While this rule was overturned in 1985 by the UN Human Rights Committee in the Lovelace vs. Canada case which reinstated the status of many women, the ruling came too late for some. The repercussions of this rule against indigenous women are still felt today. This explains why many indigenous women have fought to undermine colonialism and violence towards their identity. It is the precarity of their status that have led these women to engage in potent protests for land and indigenous rights.
The consequences of the protest
Despite a nationwide protest in solidarity with Wet’suwet’en people, the British Columbia (BC) Supreme court’s injunction to build the pipeline was upheld. Wet’suwet’en managed to come to an agreement that has not been released publicly with coastal gaslink once the Royal Canadian Mounted Police and army agreed to leave the site of the protest. There are already two spills of fuel related to the pipeline which are being investigated. It is hard not to feel like the indigenous people, particularly women in the BC interior, have been shortchanged by the government. There has been empty rhetoric regarding justice for missing and murdered aboriginal women—when a pipeline must be built for an industry even if it is not delivering a profit at the moment, these women must accept the situation or be arrested. They are considered to be trespassing on their own lands for resisting the construction of a pipeline due to their refusal to allow more oil to be taken from the ground and being sold, and are accused of being complicit in promoting climate change.

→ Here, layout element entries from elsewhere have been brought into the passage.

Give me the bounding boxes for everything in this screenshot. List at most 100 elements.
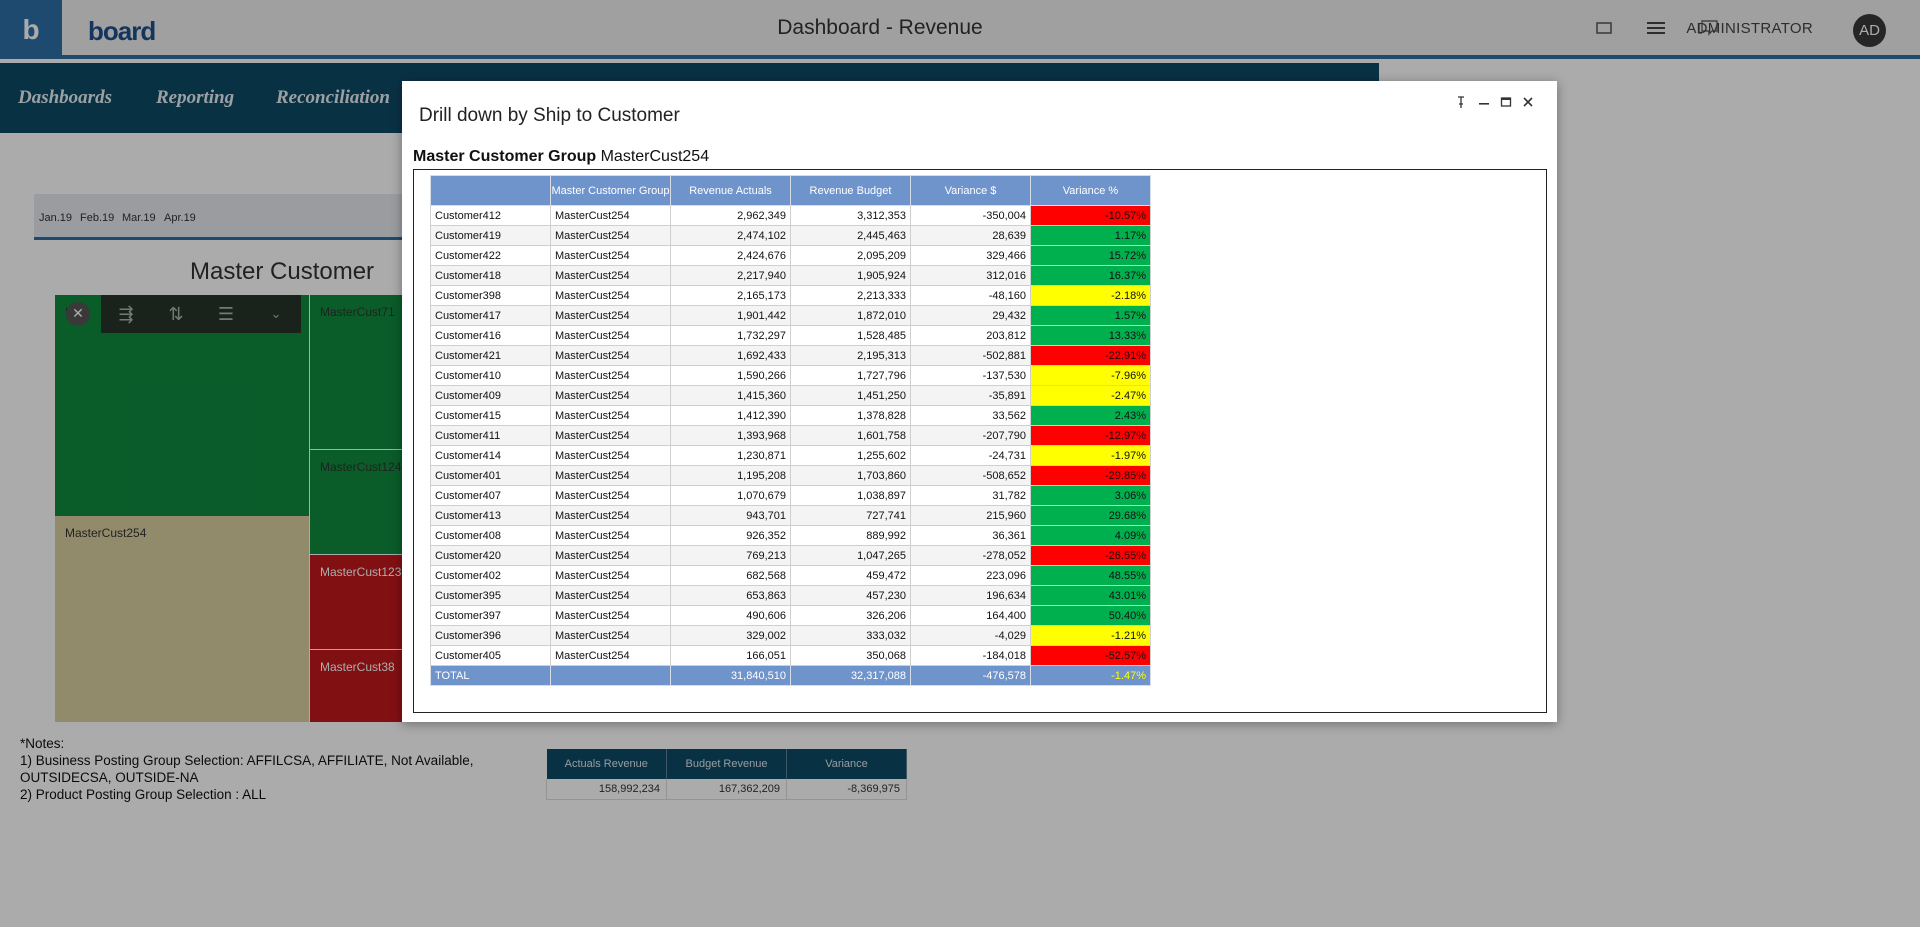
treemap-label: MasterCust123 [320, 565, 402, 579]
table-row[interactable]: Customer401 MasterCust254 1,195,208 1,703,8… [430, 465, 1151, 486]
table-row[interactable]: Customer415 MasterCust254 1,412,390 1,378,8… [430, 405, 1151, 426]
avatar[interactable]: AD [1853, 14, 1886, 47]
value-cell: 926,352 [670, 525, 791, 546]
group-cell: MasterCust254 [550, 385, 671, 406]
nav-dashboards[interactable]: Dashboards [18, 87, 112, 108]
chevron-down-icon[interactable]: ⌄ [270, 306, 282, 322]
table-row[interactable]: Customer409 MasterCust254 1,415,360 1,451,2… [430, 385, 1151, 406]
value-cell: 28,639 [910, 225, 1031, 246]
column-header[interactable]: Variance % [1030, 175, 1151, 206]
table-row[interactable]: Customer395 MasterCust254 653,863 457,230 19… [430, 585, 1151, 606]
close-icon[interactable]: ✕ [66, 302, 90, 326]
table-row[interactable]: Customer420 MasterCust254 769,213 1,047,265… [430, 545, 1151, 566]
variance-pct-cell: 4.09% [1030, 525, 1151, 546]
user-name[interactable]: ADMINISTRATOR [1686, 20, 1813, 37]
column-header[interactable]: Variance $ [910, 175, 1031, 206]
app-logo-icon[interactable]: b [0, 0, 62, 59]
table-row[interactable]: Customer397 MasterCust254 490,606 326,206 16… [430, 605, 1151, 626]
table-row[interactable]: Customer407 MasterCust254 1,070,679 1,038,8… [430, 485, 1151, 506]
customer-cell: Customer395 [430, 585, 551, 606]
window-icon[interactable] [1593, 18, 1615, 38]
customer-cell: Customer416 [430, 325, 551, 346]
customer-cell: Customer410 [430, 365, 551, 386]
value-cell: 329,466 [910, 245, 1031, 266]
notes-block: *Notes: 1) Business Posting Group Select… [20, 735, 473, 803]
timeline-selector[interactable]: Jan.19 Feb.19 Mar.19 Apr.19 [34, 194, 404, 240]
column-header[interactable] [430, 175, 551, 206]
timeline-label[interactable]: Mar.19 [122, 212, 156, 224]
chat-icon[interactable] [1697, 18, 1719, 38]
column-header[interactable]: Master Customer Group [550, 175, 671, 206]
pin-icon[interactable] [1452, 95, 1470, 113]
table-row[interactable]: Customer416 MasterCust254 1,732,297 1,528,4… [430, 325, 1151, 346]
table-row[interactable]: Customer405 MasterCust254 166,051 350,068 -1… [430, 645, 1151, 666]
value-cell: -24,731 [910, 445, 1031, 466]
customer-cell: Customer397 [430, 605, 551, 626]
value-cell: 203,812 [910, 325, 1031, 346]
variance-pct-cell: 50.40% [1030, 605, 1151, 626]
table-row[interactable]: Customer396 MasterCust254 329,002 333,032 -4… [430, 625, 1151, 646]
value-cell: 653,863 [670, 585, 791, 606]
table-row[interactable]: Customer410 MasterCust254 1,590,266 1,727,7… [430, 365, 1151, 386]
timeline-label[interactable]: Jan.19 [39, 212, 73, 224]
table-row[interactable]: Customer419 MasterCust254 2,474,102 2,445,4… [430, 225, 1151, 246]
value-cell: 31,782 [910, 485, 1031, 506]
table-row[interactable]: Customer418 MasterCust254 2,217,940 1,905,9… [430, 265, 1151, 286]
column-header[interactable]: Revenue Budget [790, 175, 911, 206]
table-row[interactable]: Customer417 MasterCust254 1,901,442 1,872,0… [430, 305, 1151, 326]
value-cell: 1,451,250 [790, 385, 911, 406]
customer-cell: Customer417 [430, 305, 551, 326]
customer-cell: Customer419 [430, 225, 551, 246]
value-cell: 459,472 [790, 565, 911, 586]
value-cell: -35,891 [910, 385, 1031, 406]
table-row[interactable]: Customer422 MasterCust254 2,424,676 2,095,2… [430, 245, 1151, 266]
value-cell: 2,424,676 [670, 245, 791, 266]
value-cell: 889,992 [790, 525, 911, 546]
variance-pct-cell: 48.55% [1030, 565, 1151, 586]
table-row[interactable]: Customer408 MasterCust254 926,352 889,992 36… [430, 525, 1151, 546]
notes-line: OUTSIDECSA, OUTSIDE-NA [20, 770, 199, 785]
table-row[interactable]: Customer412 MasterCust254 2,962,349 3,312,3… [430, 205, 1151, 226]
treemap-block-mastercust71[interactable]: MasterCust71 [310, 295, 402, 449]
treemap-block-mastercust254[interactable]: MasterCust254 [55, 516, 309, 722]
nav-reconciliation[interactable]: Reconciliation [276, 87, 390, 108]
variance-pct-cell: -22.91% [1030, 345, 1151, 366]
table-row[interactable]: Customer413 MasterCust254 943,701 727,741 21… [430, 505, 1151, 526]
value-cell: 2,474,102 [670, 225, 791, 246]
filter-icon[interactable]: ☰ [217, 303, 235, 325]
variance-pct-cell: -1.21% [1030, 625, 1151, 646]
drill-icon[interactable]: ⇶ [118, 303, 134, 325]
treemap-block-mastercust123[interactable]: MasterCust123 [310, 555, 402, 649]
summary-table: Actuals Revenue Budget Revenue Variance … [546, 749, 907, 800]
maximize-icon[interactable] [1497, 95, 1515, 113]
group-cell: MasterCust254 [550, 225, 671, 246]
variance-pct-cell: -2.18% [1030, 285, 1151, 306]
summary-header: Actuals Revenue [546, 749, 667, 779]
nav-reporting[interactable]: Reporting [156, 87, 235, 108]
table-row[interactable]: Customer398 MasterCust254 2,165,173 2,213,3… [430, 285, 1151, 306]
treemap-block-mastercust124[interactable]: MasterCust124 [310, 450, 402, 554]
table-row[interactable]: Customer414 MasterCust254 1,230,871 1,255,6… [430, 445, 1151, 466]
table-row[interactable]: Customer402 MasterCust254 682,568 459,472 22… [430, 565, 1151, 586]
value-cell: 1,727,796 [790, 365, 911, 386]
group-cell: MasterCust254 [550, 405, 671, 426]
value-cell: 350,068 [790, 645, 911, 666]
group-cell: MasterCust254 [550, 305, 671, 326]
table-row[interactable]: Customer411 MasterCust254 1,393,968 1,601,7… [430, 425, 1151, 446]
treemap-block-mastercust38[interactable]: MasterCust38 [310, 650, 402, 722]
table-row[interactable]: Customer421 MasterCust254 1,692,433 2,195,3… [430, 345, 1151, 366]
variance-pct-cell: -12.97% [1030, 425, 1151, 446]
value-cell: -48,160 [910, 285, 1031, 306]
column-header[interactable]: Revenue Actuals [670, 175, 791, 206]
timeline-label[interactable]: Feb.19 [80, 212, 115, 224]
board-logo: board [88, 16, 156, 46]
customer-cell: Customer412 [430, 205, 551, 226]
value-cell: -350,004 [910, 205, 1031, 226]
summary-cell: -8,369,975 [786, 779, 907, 800]
menu-icon[interactable] [1645, 18, 1667, 38]
minimize-icon[interactable] [1475, 95, 1493, 113]
close-icon[interactable] [1519, 95, 1537, 113]
timeline-label[interactable]: Apr.19 [164, 212, 196, 224]
sort-icon[interactable]: ⇅ [168, 303, 184, 325]
group-cell: MasterCust254 [550, 565, 671, 586]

In a settler-colonial society like Canada prone to resource extraction and land exploitation, many territories across the country have various settler-colonial infrastructure elements running through their territories. The railroads are one of the notable symbols. Groups opposing yet another pipeline being laid in Canada, mainly when oil and gas prices are at a record low, have blocked the rail lines across Canada which were also running through indigenous territories, effectively shutting down large levels of commerce.
As we work hard to combat climate change worldwide, with weekly Fridays for future protests and being more mindful of how our individual choices are affecting our carbon footprint, it is also becoming increasingly clear that the process of climate change is exacerbating inequities. However, it is also relevant to consider the colonial structures that still exist today and the importance of resisting resource extraction and supporting land defenders seeking to protect their rights, territories, and title, and how this is ultimately linked to fighting the patriarchy.